Developing this resume bot, which leverages Streamlit, Langchain, FAISS, and the OpenAI GPT-3.5 foundational model using the RAG architecture, has been an invaluable learning experience. The RAG architecture shows significant promise; I foresee a growing number of companies incorporating this approach into their language model-based applications.

Lessons Learned

  1. Prompt Tuning: Perfecting the prompt requires extensive trial and error to obtain accurate and context-relevant answers from the language model.

  2. Data Quality: The intelligence of your chatbot is directly proportional to the quality of data you feed it.

  3. Chat History: Utilizing chat history is crucial for refining the chatbot's responses.

  4. Hallucinations: Although RAG and prompt engineering have substantially reduced hallucinations, they haven't eliminated them entirely. An additional validation step in the architecture could further mitigate this issue.

  5. Data Management and Retrieval: Vector-based searches have proven effective for long and complex queries. However, this approach could benefit from adding keyword-based search methods like TF-IDF or BM25 for short queries or keyword searches. Additionally, it's important to partition your data into manageable segments to avoid exceeding the 4K token limit imposed by the GPT-3.5 model and improve the quality of your answers.
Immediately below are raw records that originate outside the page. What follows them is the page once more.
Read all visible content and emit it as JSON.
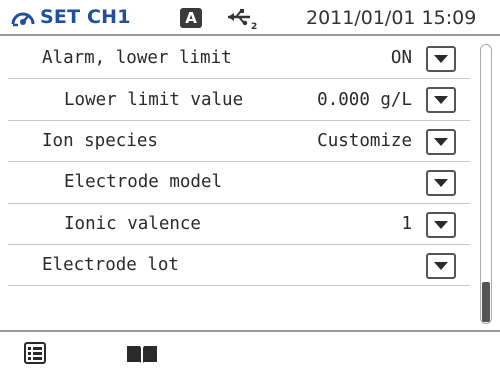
{
  "header": {
    "title": "SET CH1",
    "badge": "A",
    "datetime": "2011/01/01 15:09",
    "icons": [
      "channel-dial-icon",
      "usb-icon"
    ]
  },
  "rows": [
    {
      "label": "Alarm, lower limit",
      "value": "ON"
    },
    {
      "label": "Lower limit value",
      "value": "0.000 g/L"
    },
    {
      "label": "Ion species",
      "value": "Customize"
    },
    {
      "label": "Electrode model",
      "value": ""
    },
    {
      "label": "Ionic valence",
      "value": "1"
    },
    {
      "label": "Electrode lot",
      "value": ""
    }
  ],
  "footer": {
    "icons": [
      "menu-list-icon",
      "manual-book-icon"
    ]
  },
  "colors": {
    "title": "#1f4fa0",
    "text": "#2a2a2a",
    "divider": "#c8c8c8"
  }
}
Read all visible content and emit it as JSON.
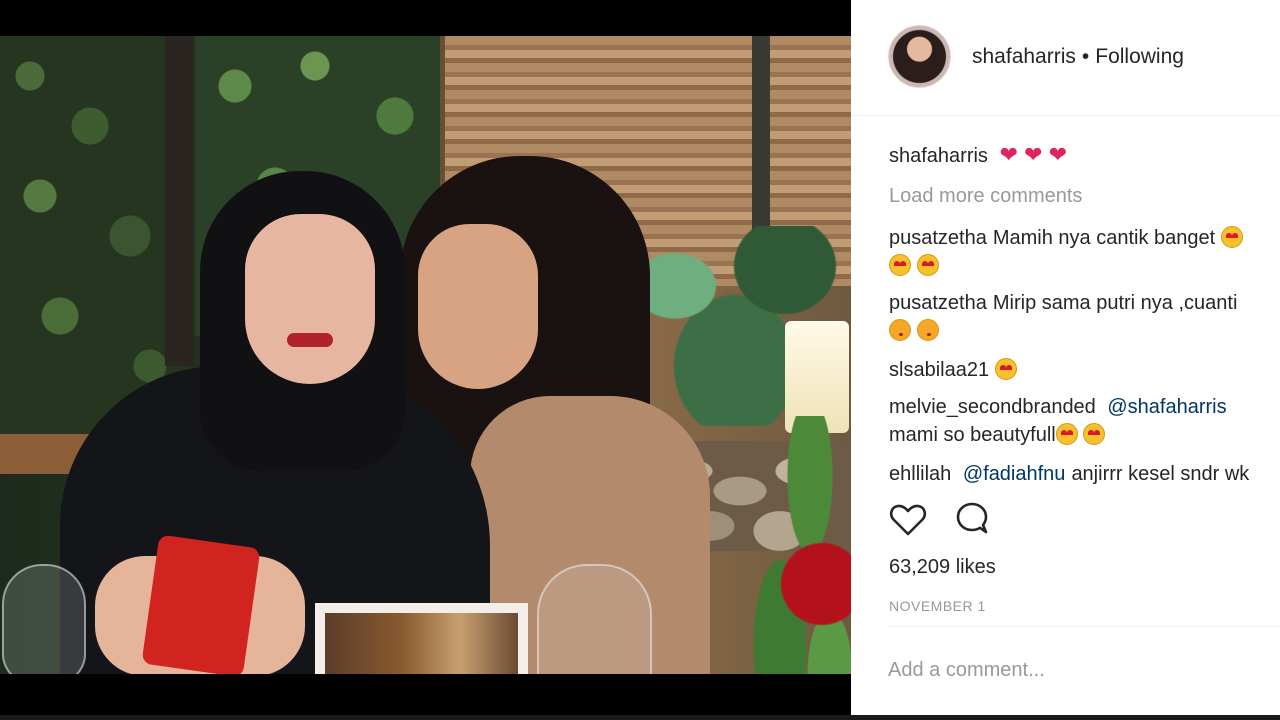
{
  "post": {
    "username": "shafaharris",
    "separator": "•",
    "follow_status": "Following",
    "caption_user": "shafaharris",
    "caption_emoji": "❤ ❤ ❤",
    "load_more": "Load more comments",
    "likes": "63,209 likes",
    "date": "NOVEMBER 1",
    "add_comment_placeholder": "Add a comment..."
  },
  "comments": [
    {
      "user": "pusatzetha",
      "text": "Mamih nya cantik banget",
      "emoji": "love"
    },
    {
      "user": "pusatzetha",
      "text": "Mirip sama putri nya ,cuanti",
      "emoji": "kiss"
    },
    {
      "user": "slsabilaa21",
      "text": "",
      "emoji": "love"
    },
    {
      "user": "melvie_secondbranded",
      "mention": "@shafaharris",
      "text2": "mami so beautyfull",
      "emoji": "love"
    },
    {
      "user": "ehllilah",
      "mention": "@fadiahfnu",
      "text": "anjirrr kesel sndr wk"
    }
  ],
  "icons": {
    "like": "heart-outline-icon",
    "comment": "speech-bubble-icon"
  },
  "colors": {
    "mention": "#003569",
    "muted": "#999999",
    "text": "#262626"
  }
}
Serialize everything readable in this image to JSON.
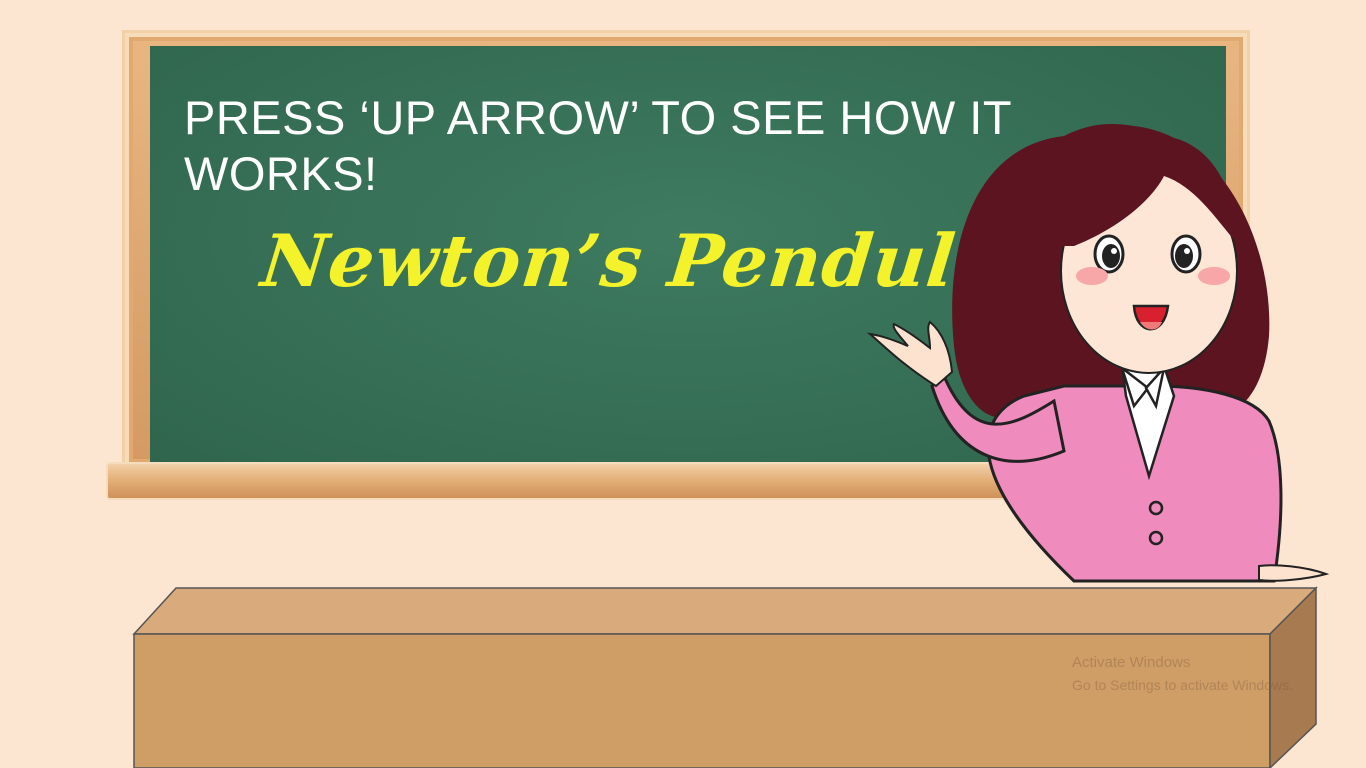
{
  "slide": {
    "instruction": "PRESS ‘UP ARROW’ TO SEE HOW IT WORKS!",
    "title": "Newton’s Pendulum"
  },
  "watermark": {
    "line1": "Activate Windows",
    "line2": "Go to Settings to activate Windows."
  },
  "colors": {
    "background": "#fde6d1",
    "chalkboard": "#356e55",
    "title_text": "#f4f22a",
    "desk": "#cf9d66"
  }
}
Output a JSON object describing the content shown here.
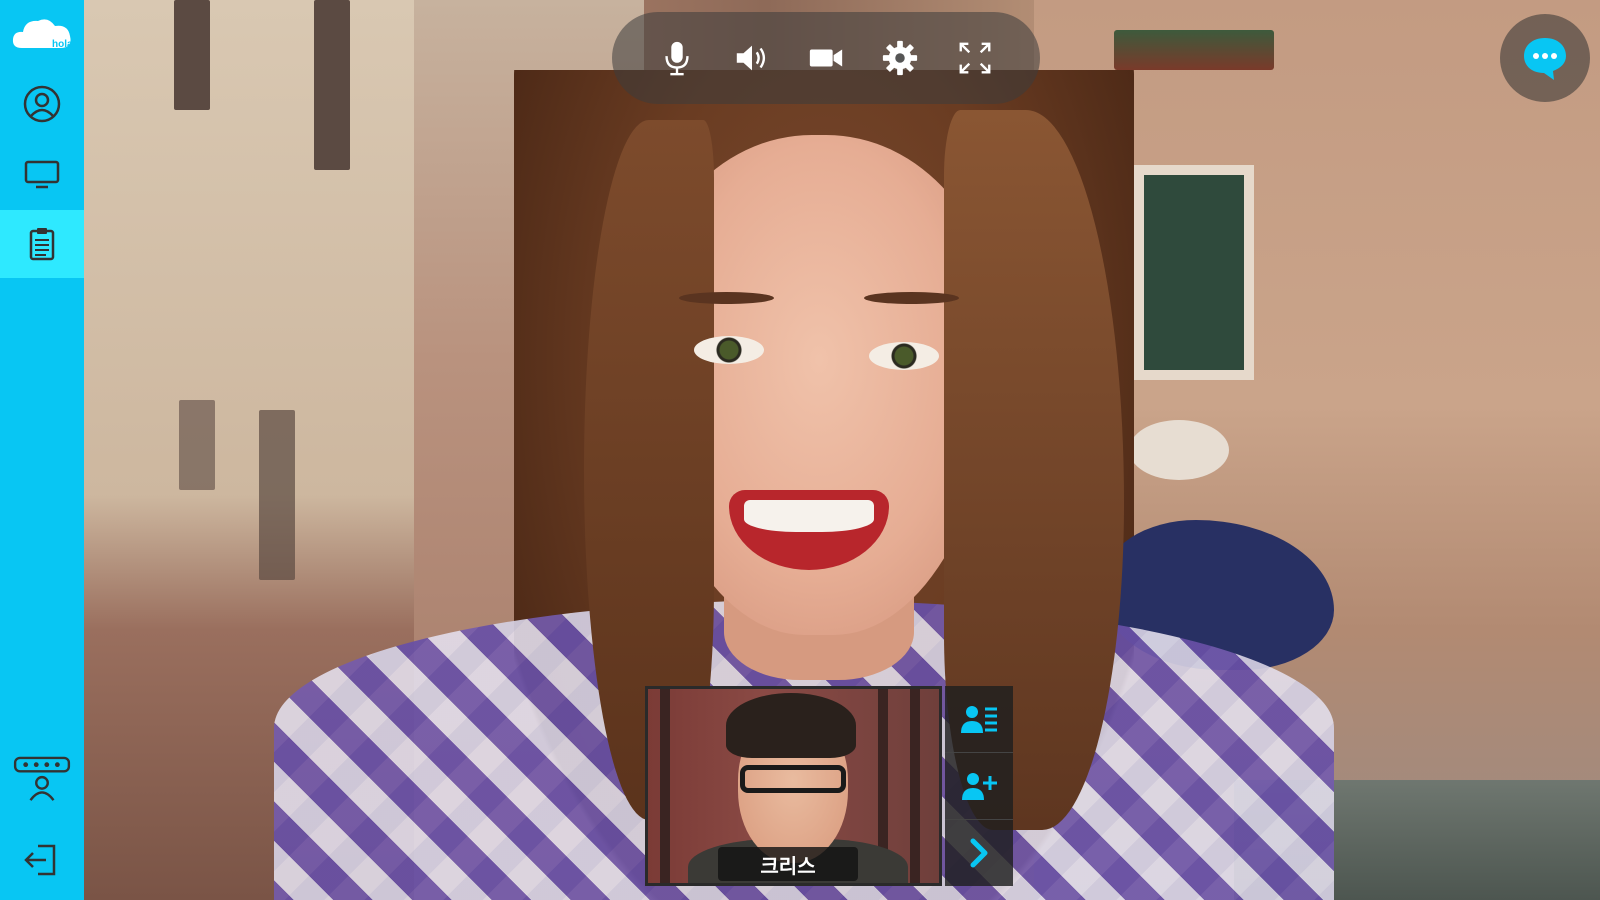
{
  "app": {
    "logo_text": "hola"
  },
  "sidebar": {
    "items": [
      {
        "name": "profile",
        "icon": "user-circle-icon"
      },
      {
        "name": "screen-share",
        "icon": "monitor-icon"
      },
      {
        "name": "notes",
        "icon": "clipboard-icon",
        "active": true
      },
      {
        "name": "conference",
        "icon": "conference-group-icon"
      },
      {
        "name": "exit",
        "icon": "logout-icon"
      }
    ],
    "accent": "#08c6f3",
    "active_color": "#2ee9ff"
  },
  "toolbar": {
    "buttons": [
      "microphone-icon",
      "speaker-icon",
      "camera-icon",
      "gear-icon",
      "fullscreen-icon"
    ]
  },
  "chat": {
    "icon": "chat-bubble-icon",
    "color": "#08c6f3"
  },
  "participant": {
    "name": "크리스",
    "actions": [
      "participant-list-icon",
      "add-participant-icon",
      "chevron-right-icon"
    ]
  }
}
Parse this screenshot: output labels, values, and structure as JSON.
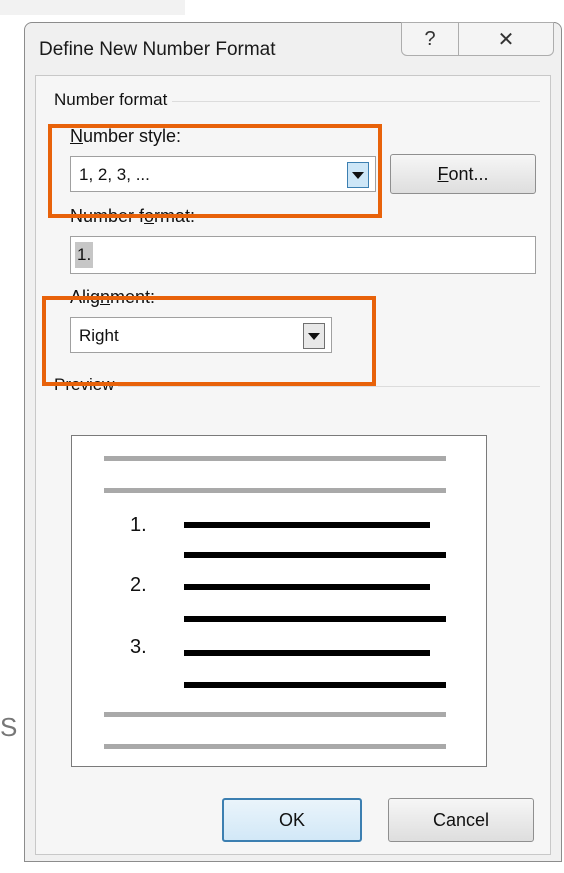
{
  "background": {
    "partial_text": "S"
  },
  "dialog": {
    "title": "Define New Number Format",
    "help_icon": "?",
    "close_icon": "✕"
  },
  "number_format_group": {
    "label": "Number format",
    "number_style": {
      "label_pre": "",
      "label_u": "N",
      "label_post": "umber style:",
      "value": "1, 2, 3, ..."
    },
    "font_button": {
      "label_u": "F",
      "label_post": "ont..."
    },
    "number_format": {
      "label_pre": "Number f",
      "label_u": "o",
      "label_post": "rmat:",
      "value": "1."
    },
    "alignment": {
      "label_pre": "Alig",
      "label_u": "n",
      "label_post": "ment:",
      "value": "Right"
    }
  },
  "preview_group": {
    "label": "Preview",
    "numbers": [
      "1.",
      "2.",
      "3."
    ]
  },
  "buttons": {
    "ok": "OK",
    "cancel": "Cancel"
  },
  "colors": {
    "highlight": "#e8620a",
    "accent": "#3c7fb1"
  }
}
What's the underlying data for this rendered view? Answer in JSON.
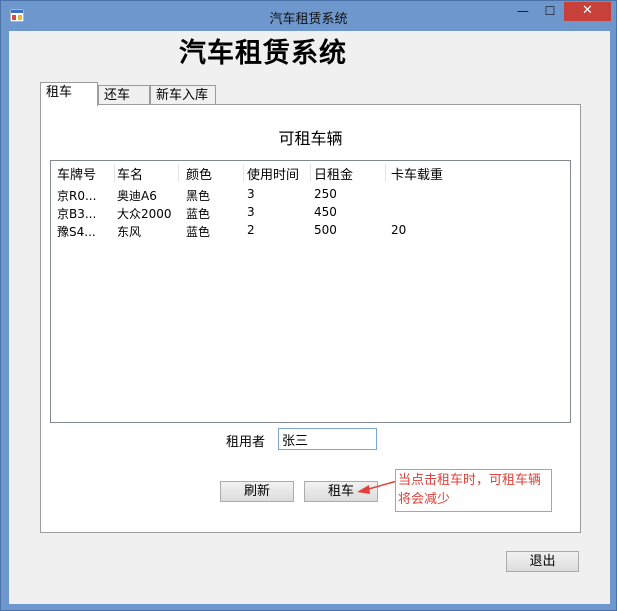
{
  "window": {
    "title": "汽车租赁系统",
    "min_glyph": "—",
    "max_glyph": "☐",
    "close_glyph": "✕"
  },
  "header": {
    "big_title": "汽车租赁系统"
  },
  "tabs": [
    {
      "label": "租车",
      "active": true
    },
    {
      "label": "还车",
      "active": false
    },
    {
      "label": "新车入库",
      "active": false
    }
  ],
  "panel": {
    "title": "可租车辆",
    "columns": [
      "车牌号",
      "车名",
      "颜色",
      "使用时间",
      "日租金",
      "卡车载重"
    ],
    "rows": [
      [
        "京R0...",
        "奥迪A6",
        "黑色",
        "3",
        "250",
        ""
      ],
      [
        "京B3...",
        "大众2000",
        "蓝色",
        "3",
        "450",
        ""
      ],
      [
        "豫S4...",
        "东风",
        "蓝色",
        "2",
        "500",
        "20"
      ]
    ],
    "renter_label": "租用者",
    "renter_value": "张三",
    "refresh_label": "刷新",
    "rent_label": "租车",
    "annotation": "当点击租车时，可租车辆将会减少"
  },
  "footer": {
    "exit_label": "退出"
  },
  "colors": {
    "close": "#c7413a",
    "annotation_text": "#e0413a",
    "annotation_border": "#5bc3cf"
  }
}
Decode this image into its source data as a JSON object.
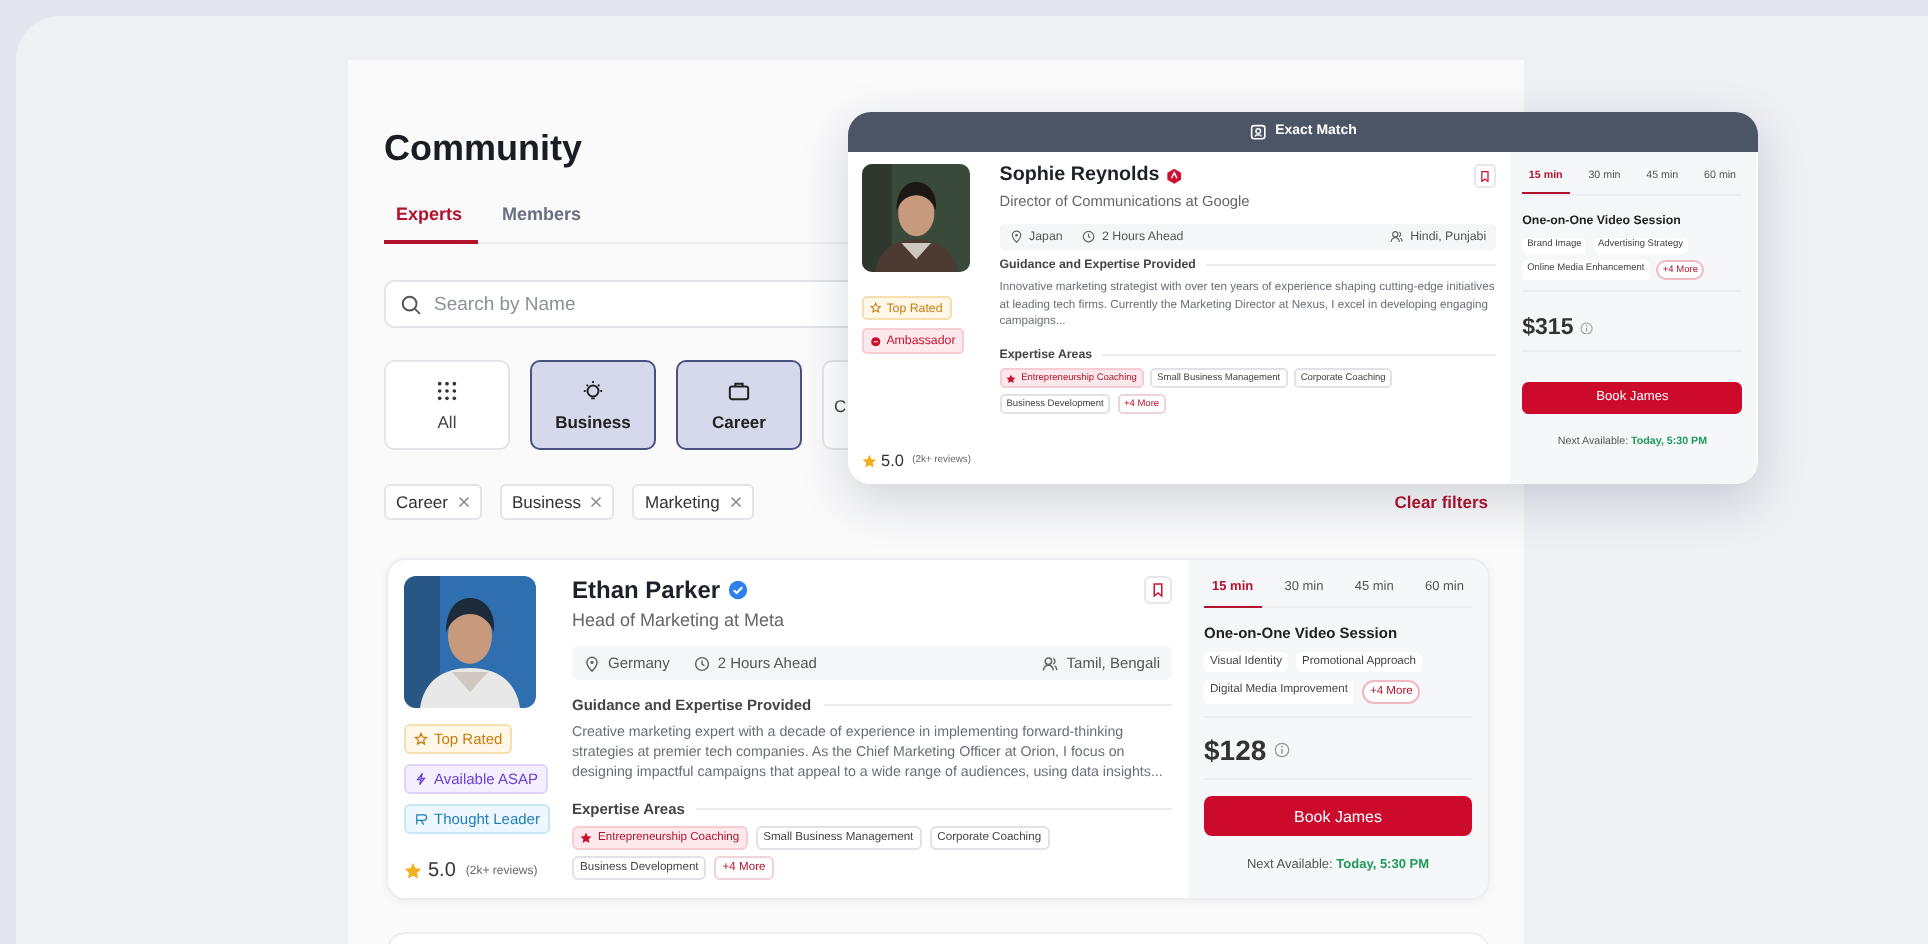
{
  "page": {
    "title": "Community"
  },
  "tabs": [
    {
      "label": "Experts",
      "selected": true
    },
    {
      "label": "Members",
      "selected": false
    }
  ],
  "search": {
    "placeholder": "Search by Name"
  },
  "categories": [
    {
      "label": "All",
      "selected": false
    },
    {
      "label": "Business",
      "selected": true
    },
    {
      "label": "Career",
      "selected": true
    },
    {
      "label": "C",
      "selected": false
    }
  ],
  "filters": [
    {
      "label": "Career"
    },
    {
      "label": "Business"
    },
    {
      "label": "Marketing"
    }
  ],
  "clear_filters": "Clear filters",
  "match": {
    "banner": "Exact Match",
    "expert": {
      "name": "Sophie Reynolds",
      "name_badge": {
        "kind": "ambassador"
      },
      "title": "Director of Communications at Google",
      "country": "Japan",
      "time_offset": "2 Hours Ahead",
      "languages": "Hindi, Punjabi",
      "guidance_heading": "Guidance and Expertise Provided",
      "bio": "Innovative marketing strategist with over ten years of experience shaping cutting-edge initiatives at leading tech firms. Currently the Marketing Director at Nexus, I excel in developing engaging campaigns...",
      "expertise_heading": "Expertise Areas",
      "expertise": [
        {
          "label": "Entrepreneurship Coaching",
          "featured": true
        },
        {
          "label": "Small Business Management",
          "featured": false
        },
        {
          "label": "Corporate Coaching",
          "featured": false
        },
        {
          "label": "Business Development",
          "featured": false
        }
      ],
      "expertise_more": "+4 More",
      "tags": [
        {
          "label": "Top Rated",
          "kind": "top-rated"
        },
        {
          "label": "Ambassador",
          "kind": "ambassador"
        }
      ],
      "rating": "5.0",
      "reviews": "(2k+ reviews)",
      "photo": {
        "kind": "picture"
      },
      "session": {
        "durations": [
          {
            "label": "15 min",
            "selected": true
          },
          {
            "label": "30 min",
            "selected": false
          },
          {
            "label": "45 min",
            "selected": false
          },
          {
            "label": "60 min",
            "selected": false
          }
        ],
        "title": "One-on-One Video Session",
        "topics": [
          "Brand Image",
          "Advertising Strategy",
          "Online Media Enhancement"
        ],
        "topics_more": "+4 More",
        "price": "$315",
        "button": "Book James",
        "next_label": "Next Available:",
        "next_time": "Today, 5:30 PM"
      }
    }
  },
  "experts": [
    {
      "name": "Ethan Parker",
      "name_badge": {
        "kind": "verified"
      },
      "title": "Head of Marketing at Meta",
      "country": "Germany",
      "time_offset": "2 Hours Ahead",
      "languages": "Tamil, Bengali",
      "guidance_heading": "Guidance and Expertise Provided",
      "bio": "Creative marketing expert with a decade of experience in implementing forward-thinking strategies at premier tech companies. As the Chief Marketing Officer at Orion, I focus on designing impactful campaigns that appeal to a wide range of audiences, using data insights...",
      "expertise_heading": "Expertise Areas",
      "expertise": [
        {
          "label": "Entrepreneurship Coaching",
          "featured": true
        },
        {
          "label": "Small Business Management",
          "featured": false
        },
        {
          "label": "Corporate Coaching",
          "featured": false
        },
        {
          "label": "Business Development",
          "featured": false
        }
      ],
      "expertise_more": "+4 More",
      "tags": [
        {
          "label": "Top Rated",
          "kind": "top-rated"
        },
        {
          "label": "Available ASAP",
          "kind": "available"
        },
        {
          "label": "Thought Leader",
          "kind": "thought-leader"
        }
      ],
      "rating": "5.0",
      "reviews": "(2k+ reviews)",
      "photo": {
        "kind": "picture"
      },
      "session": {
        "durations": [
          {
            "label": "15 min",
            "selected": true
          },
          {
            "label": "30 min",
            "selected": false
          },
          {
            "label": "45 min",
            "selected": false
          },
          {
            "label": "60 min",
            "selected": false
          }
        ],
        "title": "One-on-One Video Session",
        "topics": [
          "Visual Identity",
          "Promotional Approach",
          "Digital Media Improvement"
        ],
        "topics_more": "+4 More",
        "price": "$128",
        "button": "Book James",
        "next_label": "Next Available:",
        "next_time": "Today, 5:30 PM"
      }
    }
  ]
}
  6. Number of Chat Turns: Another consideration is to limit the number of chat turns to manage the prompt size more effectively.

  7. Responsiveness: The chain I've developed operates at a slower pace than desired. While functional, it requires further optimization for speed.

  8. Not Production-Ready: This project was an excellent learning experience but is not yet ready for production deployment. Additional steps such as testing, prompt refinement, logging, monitoring, and caching for better responsiveness and input and response validation are essential to make it production-grade.